Desde 2004, a IBM, a gigante americana do setor de informática, coloca à disposição de cientistas um recurso chamado World Community Grid (WCG). Trata-se de uma rede de computadores espalhados pelo planeta e que pertencem a pessoas comuns, dispostas a doar parte do poder de processamento de suas máquinas a projetos com os quais elas se identificam. Quando você deixa seu computador ligado para ir almoçar, ou quando mata o tempo navegando pelo Facebook, grande parte da capacidade de processamento da máquina deixa de ser usada. Quem participa do WCG faz o download de um aplicativo que identifica esses momentos de ociosidade. O programa então usa esse poder de computação excedente para processar dados de pesquisas como as de Carolina.

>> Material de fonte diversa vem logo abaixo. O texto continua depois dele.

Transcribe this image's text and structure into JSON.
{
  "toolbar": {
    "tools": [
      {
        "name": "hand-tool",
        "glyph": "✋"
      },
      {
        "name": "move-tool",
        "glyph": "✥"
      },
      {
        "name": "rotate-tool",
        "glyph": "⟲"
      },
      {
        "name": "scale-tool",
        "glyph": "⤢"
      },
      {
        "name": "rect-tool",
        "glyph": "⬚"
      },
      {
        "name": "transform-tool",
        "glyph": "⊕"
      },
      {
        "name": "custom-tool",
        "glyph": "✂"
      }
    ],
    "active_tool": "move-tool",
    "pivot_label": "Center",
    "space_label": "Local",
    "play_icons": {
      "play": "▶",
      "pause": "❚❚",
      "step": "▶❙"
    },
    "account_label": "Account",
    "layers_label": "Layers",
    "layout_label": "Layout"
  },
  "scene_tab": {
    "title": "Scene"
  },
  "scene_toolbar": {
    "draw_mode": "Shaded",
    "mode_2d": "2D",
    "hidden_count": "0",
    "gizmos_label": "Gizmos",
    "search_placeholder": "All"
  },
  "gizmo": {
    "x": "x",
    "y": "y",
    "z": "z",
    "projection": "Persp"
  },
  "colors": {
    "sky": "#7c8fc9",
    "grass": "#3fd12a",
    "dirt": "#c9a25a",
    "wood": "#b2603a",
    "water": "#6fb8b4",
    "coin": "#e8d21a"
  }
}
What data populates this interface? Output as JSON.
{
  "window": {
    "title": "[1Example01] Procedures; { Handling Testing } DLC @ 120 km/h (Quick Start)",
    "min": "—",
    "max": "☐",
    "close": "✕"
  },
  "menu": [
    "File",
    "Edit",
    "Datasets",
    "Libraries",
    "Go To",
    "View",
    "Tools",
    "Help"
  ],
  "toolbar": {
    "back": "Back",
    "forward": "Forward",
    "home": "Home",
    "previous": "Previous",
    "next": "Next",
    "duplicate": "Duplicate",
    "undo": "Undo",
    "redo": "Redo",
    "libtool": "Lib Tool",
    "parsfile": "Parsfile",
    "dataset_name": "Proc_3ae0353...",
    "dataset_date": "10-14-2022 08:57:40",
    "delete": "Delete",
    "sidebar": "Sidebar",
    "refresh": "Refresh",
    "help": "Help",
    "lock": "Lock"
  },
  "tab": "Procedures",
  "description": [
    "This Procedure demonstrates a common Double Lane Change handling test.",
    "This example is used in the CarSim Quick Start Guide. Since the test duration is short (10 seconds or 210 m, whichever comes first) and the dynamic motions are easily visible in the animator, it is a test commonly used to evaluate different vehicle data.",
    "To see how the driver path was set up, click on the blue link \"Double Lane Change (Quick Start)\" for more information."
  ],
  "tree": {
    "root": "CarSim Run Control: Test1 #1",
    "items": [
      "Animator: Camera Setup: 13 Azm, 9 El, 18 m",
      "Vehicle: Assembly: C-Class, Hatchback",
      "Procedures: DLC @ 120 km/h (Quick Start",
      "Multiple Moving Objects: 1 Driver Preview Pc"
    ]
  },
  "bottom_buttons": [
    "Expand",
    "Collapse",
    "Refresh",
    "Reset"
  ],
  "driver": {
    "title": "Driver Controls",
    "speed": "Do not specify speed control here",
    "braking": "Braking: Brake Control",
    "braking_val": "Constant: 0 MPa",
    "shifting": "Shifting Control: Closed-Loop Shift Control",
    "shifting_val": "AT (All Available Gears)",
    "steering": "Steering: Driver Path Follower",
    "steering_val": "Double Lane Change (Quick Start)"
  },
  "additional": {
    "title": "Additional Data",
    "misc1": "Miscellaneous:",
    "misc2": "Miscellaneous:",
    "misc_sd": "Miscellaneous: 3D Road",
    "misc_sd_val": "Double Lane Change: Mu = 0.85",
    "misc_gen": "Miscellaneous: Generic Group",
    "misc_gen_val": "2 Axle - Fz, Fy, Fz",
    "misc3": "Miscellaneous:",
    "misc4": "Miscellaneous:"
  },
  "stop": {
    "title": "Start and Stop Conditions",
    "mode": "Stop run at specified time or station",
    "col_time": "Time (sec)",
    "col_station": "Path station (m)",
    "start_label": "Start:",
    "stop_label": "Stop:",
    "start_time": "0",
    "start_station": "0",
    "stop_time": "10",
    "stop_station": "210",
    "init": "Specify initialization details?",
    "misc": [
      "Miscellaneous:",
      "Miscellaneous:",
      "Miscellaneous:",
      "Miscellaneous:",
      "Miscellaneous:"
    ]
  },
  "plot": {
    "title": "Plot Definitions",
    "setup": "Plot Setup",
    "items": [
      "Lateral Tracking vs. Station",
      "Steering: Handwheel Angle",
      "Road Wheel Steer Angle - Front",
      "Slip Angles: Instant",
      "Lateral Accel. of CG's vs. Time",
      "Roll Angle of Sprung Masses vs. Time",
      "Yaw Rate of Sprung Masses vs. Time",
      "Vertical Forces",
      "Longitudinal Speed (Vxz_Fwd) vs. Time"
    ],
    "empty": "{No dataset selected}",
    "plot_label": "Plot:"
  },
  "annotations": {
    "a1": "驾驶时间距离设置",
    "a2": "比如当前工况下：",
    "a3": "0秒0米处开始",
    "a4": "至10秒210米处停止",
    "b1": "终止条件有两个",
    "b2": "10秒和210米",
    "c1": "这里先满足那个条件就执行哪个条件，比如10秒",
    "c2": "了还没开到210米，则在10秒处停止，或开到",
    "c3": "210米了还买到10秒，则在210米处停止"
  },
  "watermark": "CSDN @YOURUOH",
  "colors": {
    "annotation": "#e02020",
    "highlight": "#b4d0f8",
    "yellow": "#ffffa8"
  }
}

O WCG faz parte de uma estratégia apelidada de “computação distribuída”. Ela começou a ser desenvolvida no final dos anos 1990 e, hoje, é empregada por outros grupos além da IBM e em diversas áreas da ciência: do desenvolvimento de novos medicamentos à busca de vida extraterrestre. Baseia-se na ideia de que, em lugar de usar poucas máquinas poderosas - e caras - para resolver um problema, é mais eficiente dividir esse problema entre um número grande de computadores e aparelhos celulares, cada um dedicado a analisar um número pequeno de dados.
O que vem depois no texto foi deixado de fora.